El fusionismo es un paradigma basado en la dialéctica marxista en donde dos elementos, independientemente de su naturaleza se pueden fusionar, pero el fracaso de este paradigma se manifestó en la revolución francesa la cual con su máxima de: igualdad, libertad y fraternidad; bien pronto no les dejo duda a sus artífices, que la implantación de la igualdad suponía la destrucción de la libertad, al punto que la misma guillotina que le cortó la cabeza a los contrarrevolucionarios termino contándosela también a los mismo revolucionarios, Robespierre es el mejor ejemplo.

Los partidos políticos se suscriben siempre a un conjunto de ideas, es imposible pensar que se puede ir al combate en la arena política y triunfar, atendiendo a los paradigmas del fusionismo, es por ello que los partidos de izquierda, por principio, se identifican con el colectivismo: derechos sociales, propiedad colectiva e igualdad; mientras que los partidos políticos de derecha liberal, por principio, se identifica con el individualismo: derechos individuales, propiedad privada, libertad.

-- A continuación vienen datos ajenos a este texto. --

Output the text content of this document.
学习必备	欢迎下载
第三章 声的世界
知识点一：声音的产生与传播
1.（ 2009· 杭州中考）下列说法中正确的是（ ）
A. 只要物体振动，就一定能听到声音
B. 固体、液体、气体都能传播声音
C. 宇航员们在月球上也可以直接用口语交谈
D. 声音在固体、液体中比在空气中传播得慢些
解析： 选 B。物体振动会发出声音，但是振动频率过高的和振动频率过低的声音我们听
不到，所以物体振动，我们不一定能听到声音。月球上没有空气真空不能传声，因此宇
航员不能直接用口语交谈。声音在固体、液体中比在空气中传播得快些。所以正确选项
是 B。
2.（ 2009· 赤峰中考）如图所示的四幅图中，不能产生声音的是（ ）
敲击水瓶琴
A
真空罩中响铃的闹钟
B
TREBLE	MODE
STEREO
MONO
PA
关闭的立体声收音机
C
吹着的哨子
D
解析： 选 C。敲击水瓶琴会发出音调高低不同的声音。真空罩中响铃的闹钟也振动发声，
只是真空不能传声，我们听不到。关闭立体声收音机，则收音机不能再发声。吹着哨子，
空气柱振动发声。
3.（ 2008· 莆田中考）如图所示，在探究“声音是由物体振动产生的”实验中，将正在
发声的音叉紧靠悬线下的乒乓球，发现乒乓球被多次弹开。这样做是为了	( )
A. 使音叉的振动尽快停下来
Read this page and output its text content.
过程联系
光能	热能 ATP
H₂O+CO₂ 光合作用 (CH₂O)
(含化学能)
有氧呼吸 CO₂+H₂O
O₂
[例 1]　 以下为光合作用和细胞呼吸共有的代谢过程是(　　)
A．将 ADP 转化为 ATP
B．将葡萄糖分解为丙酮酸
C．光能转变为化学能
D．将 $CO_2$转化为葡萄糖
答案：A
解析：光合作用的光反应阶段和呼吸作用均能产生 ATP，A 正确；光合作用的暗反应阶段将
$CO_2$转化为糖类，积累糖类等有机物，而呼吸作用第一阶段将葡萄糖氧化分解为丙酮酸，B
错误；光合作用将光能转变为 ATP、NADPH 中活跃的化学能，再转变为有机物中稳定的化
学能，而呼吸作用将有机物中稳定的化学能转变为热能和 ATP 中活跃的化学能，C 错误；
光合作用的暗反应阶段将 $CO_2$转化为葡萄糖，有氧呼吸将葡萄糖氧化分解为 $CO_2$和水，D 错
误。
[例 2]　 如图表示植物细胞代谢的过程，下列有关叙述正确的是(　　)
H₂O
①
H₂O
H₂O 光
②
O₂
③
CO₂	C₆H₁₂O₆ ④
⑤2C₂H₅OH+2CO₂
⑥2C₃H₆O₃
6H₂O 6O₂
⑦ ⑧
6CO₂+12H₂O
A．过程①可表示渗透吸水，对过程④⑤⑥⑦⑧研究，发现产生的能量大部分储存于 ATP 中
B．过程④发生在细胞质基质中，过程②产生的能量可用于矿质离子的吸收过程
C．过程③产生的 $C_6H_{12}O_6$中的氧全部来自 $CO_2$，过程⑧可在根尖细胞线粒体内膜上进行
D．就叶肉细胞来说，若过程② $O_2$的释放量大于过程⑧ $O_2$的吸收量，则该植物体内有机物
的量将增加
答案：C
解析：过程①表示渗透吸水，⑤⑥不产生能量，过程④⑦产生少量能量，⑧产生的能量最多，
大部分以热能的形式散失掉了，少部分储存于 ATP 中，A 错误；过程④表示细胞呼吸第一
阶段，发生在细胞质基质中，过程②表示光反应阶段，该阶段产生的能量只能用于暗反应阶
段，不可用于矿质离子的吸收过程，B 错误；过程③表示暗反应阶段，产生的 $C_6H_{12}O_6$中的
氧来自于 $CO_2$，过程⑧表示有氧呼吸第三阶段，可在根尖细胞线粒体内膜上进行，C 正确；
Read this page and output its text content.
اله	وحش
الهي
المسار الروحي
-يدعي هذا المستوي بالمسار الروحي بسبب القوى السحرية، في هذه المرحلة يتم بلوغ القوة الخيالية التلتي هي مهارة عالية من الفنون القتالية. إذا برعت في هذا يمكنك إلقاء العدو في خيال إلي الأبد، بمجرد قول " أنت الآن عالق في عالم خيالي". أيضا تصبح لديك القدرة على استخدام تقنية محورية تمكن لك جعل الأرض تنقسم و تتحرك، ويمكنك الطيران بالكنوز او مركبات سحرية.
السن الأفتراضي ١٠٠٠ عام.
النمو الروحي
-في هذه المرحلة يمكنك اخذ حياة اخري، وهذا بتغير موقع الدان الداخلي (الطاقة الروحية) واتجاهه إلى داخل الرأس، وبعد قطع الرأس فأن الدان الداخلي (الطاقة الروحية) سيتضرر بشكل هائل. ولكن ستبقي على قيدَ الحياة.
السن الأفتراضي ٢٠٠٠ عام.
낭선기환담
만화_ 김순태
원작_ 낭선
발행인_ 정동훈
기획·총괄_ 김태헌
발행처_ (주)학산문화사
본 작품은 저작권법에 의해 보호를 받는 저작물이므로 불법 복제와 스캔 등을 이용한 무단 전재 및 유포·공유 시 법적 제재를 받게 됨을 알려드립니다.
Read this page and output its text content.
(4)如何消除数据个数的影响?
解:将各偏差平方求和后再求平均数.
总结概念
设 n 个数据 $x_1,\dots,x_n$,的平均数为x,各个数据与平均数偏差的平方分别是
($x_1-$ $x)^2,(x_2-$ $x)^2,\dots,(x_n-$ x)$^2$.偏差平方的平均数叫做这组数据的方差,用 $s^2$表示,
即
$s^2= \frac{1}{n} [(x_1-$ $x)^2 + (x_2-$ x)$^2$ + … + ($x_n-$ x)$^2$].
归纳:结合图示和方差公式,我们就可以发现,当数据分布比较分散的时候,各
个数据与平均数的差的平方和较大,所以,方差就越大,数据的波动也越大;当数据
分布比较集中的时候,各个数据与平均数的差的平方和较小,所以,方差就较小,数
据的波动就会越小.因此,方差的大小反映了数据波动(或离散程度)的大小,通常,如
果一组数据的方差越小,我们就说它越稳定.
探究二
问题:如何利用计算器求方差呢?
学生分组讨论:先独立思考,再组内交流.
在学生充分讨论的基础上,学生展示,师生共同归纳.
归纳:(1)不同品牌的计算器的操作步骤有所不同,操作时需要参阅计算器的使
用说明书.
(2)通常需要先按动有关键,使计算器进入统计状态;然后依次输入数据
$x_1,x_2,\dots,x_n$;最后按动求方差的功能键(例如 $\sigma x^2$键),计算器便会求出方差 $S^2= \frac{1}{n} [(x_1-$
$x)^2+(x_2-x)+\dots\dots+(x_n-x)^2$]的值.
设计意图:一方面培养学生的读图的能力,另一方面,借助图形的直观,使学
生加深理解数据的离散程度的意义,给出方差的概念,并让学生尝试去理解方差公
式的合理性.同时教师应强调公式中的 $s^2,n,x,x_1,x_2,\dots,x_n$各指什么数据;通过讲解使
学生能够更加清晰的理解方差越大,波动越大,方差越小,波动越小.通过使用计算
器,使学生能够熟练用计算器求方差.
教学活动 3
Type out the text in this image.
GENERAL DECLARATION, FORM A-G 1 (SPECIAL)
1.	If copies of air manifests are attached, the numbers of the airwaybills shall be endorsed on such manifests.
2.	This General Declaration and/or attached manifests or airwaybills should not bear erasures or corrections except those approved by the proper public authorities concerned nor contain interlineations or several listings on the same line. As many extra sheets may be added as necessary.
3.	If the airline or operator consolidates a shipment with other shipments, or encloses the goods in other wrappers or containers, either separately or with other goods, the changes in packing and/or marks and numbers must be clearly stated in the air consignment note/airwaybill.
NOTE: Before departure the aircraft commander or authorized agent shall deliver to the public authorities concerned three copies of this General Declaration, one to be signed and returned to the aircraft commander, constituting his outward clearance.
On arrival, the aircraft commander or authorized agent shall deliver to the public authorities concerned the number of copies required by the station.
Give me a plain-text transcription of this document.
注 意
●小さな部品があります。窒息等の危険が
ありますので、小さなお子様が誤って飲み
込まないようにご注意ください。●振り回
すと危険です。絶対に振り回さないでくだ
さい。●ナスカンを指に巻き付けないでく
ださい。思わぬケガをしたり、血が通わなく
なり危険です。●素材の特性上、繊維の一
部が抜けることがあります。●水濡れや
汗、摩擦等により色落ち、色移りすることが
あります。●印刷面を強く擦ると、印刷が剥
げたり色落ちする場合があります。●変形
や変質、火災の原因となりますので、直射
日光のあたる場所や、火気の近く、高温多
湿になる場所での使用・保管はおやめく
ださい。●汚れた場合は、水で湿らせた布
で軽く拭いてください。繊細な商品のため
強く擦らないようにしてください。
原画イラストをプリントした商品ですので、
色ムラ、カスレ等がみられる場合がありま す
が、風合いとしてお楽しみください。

No es mediante el pragmatismo fusionista, ni el relativismo moral, que llegaremos a refundar la nación, es con firmeza ideológica y de principios que le podremos hacer frente al monstruo que enfrentamos, hay que abandonar toda mentalidad de inmediatez y ese populismo que trata de ser políticamente correcto coqueteando con toda ideología existente so pretexto de “incluir a todos”.

El liberalismo no se trata de “algunas ideas que funcionan”, se trata de un sistema, un cuerpo doctrinal de ideas que funcionan, eso está comprobado más allá de cualquier argumento retorico en su contra. Si no queremos repetir los errores del pasado, si estamos dispuestos a dar el salto a la arena política para convertirnos en una oposición real, no podemos dejar duda del credo que defendemos.